Three sides to a coin if you will.

But I did find a common theme emerging that carried across all three perspectives, and it was a bit of an AHA moment for me.

Innovation for innovation's sake lacks purpose. Just like technology for technology's sake lacks any meaning. It just becomes idle noise that customers don't absorb, or can't embrace, or quite frankly won't buy. Customers don't get it because it all sounds the same.

But when innovation has purpose, that's quite another story.

AHA.

When innovation is filling a need gap or solving a problem or enhancing an experience then it becomes innovation that is tangible and real.

It becomes, well, innovation. YES!

So how can you tell when you're on to something with your innovation?

It's quite simple, actually, and it's a good test for you to use whenever you are leveraging a new innovation in creativity, technology, or process.

Ask yourself this question: are you talking about the innovation itself or are you talking about the impact it has on your customer?

AHA.

If you are talking about the features and gadgets and gizmos of the innovation then you are likely wasting your marketing efforts. There's likely not much true innovation in any of that, and quite frankly nothing that will really get noticed or make much of a difference. Just being honest.
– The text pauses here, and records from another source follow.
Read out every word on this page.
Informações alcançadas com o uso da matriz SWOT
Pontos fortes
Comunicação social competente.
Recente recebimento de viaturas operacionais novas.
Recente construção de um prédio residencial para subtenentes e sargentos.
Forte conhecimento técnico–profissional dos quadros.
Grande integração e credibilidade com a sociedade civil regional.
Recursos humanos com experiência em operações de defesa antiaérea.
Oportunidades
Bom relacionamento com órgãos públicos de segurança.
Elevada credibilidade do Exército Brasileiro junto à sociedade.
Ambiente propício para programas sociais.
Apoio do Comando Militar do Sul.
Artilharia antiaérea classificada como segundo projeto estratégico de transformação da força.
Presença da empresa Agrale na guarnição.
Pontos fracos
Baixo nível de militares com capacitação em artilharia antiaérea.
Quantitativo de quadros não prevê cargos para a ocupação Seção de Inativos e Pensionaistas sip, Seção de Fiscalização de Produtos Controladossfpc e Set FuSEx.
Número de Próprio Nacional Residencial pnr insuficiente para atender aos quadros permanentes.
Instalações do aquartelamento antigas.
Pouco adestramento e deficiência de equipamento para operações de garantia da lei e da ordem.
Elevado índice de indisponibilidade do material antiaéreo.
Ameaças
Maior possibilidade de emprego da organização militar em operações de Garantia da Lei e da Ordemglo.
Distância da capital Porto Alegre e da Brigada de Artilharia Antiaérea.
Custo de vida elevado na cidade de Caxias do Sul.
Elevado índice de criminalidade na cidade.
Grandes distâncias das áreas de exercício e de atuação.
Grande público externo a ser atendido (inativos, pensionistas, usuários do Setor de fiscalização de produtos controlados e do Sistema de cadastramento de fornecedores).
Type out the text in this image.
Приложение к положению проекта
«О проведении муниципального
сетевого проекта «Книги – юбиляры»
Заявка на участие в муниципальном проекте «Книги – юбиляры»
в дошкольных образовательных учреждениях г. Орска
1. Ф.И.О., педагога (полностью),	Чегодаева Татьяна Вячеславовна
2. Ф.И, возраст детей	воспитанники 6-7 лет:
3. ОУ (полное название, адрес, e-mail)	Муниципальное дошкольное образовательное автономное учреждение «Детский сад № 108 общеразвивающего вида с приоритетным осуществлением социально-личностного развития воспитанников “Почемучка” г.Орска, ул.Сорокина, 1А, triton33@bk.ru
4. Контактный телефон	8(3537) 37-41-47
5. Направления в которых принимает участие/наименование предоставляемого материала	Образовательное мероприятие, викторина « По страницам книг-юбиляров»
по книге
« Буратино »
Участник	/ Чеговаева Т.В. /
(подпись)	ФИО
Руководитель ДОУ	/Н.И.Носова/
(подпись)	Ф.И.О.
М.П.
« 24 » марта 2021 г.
But if instead you are talking about the result it creates, then you have true meaningful innovation. If you are talking about the experience people will have, then you have innovation with purpose.

Then and only then will you have innovation that rises above the features and sets you apart.

Until you can answer that question, then I would argue you don't have innovation.

Only then will you too have an AHA moment with your customer.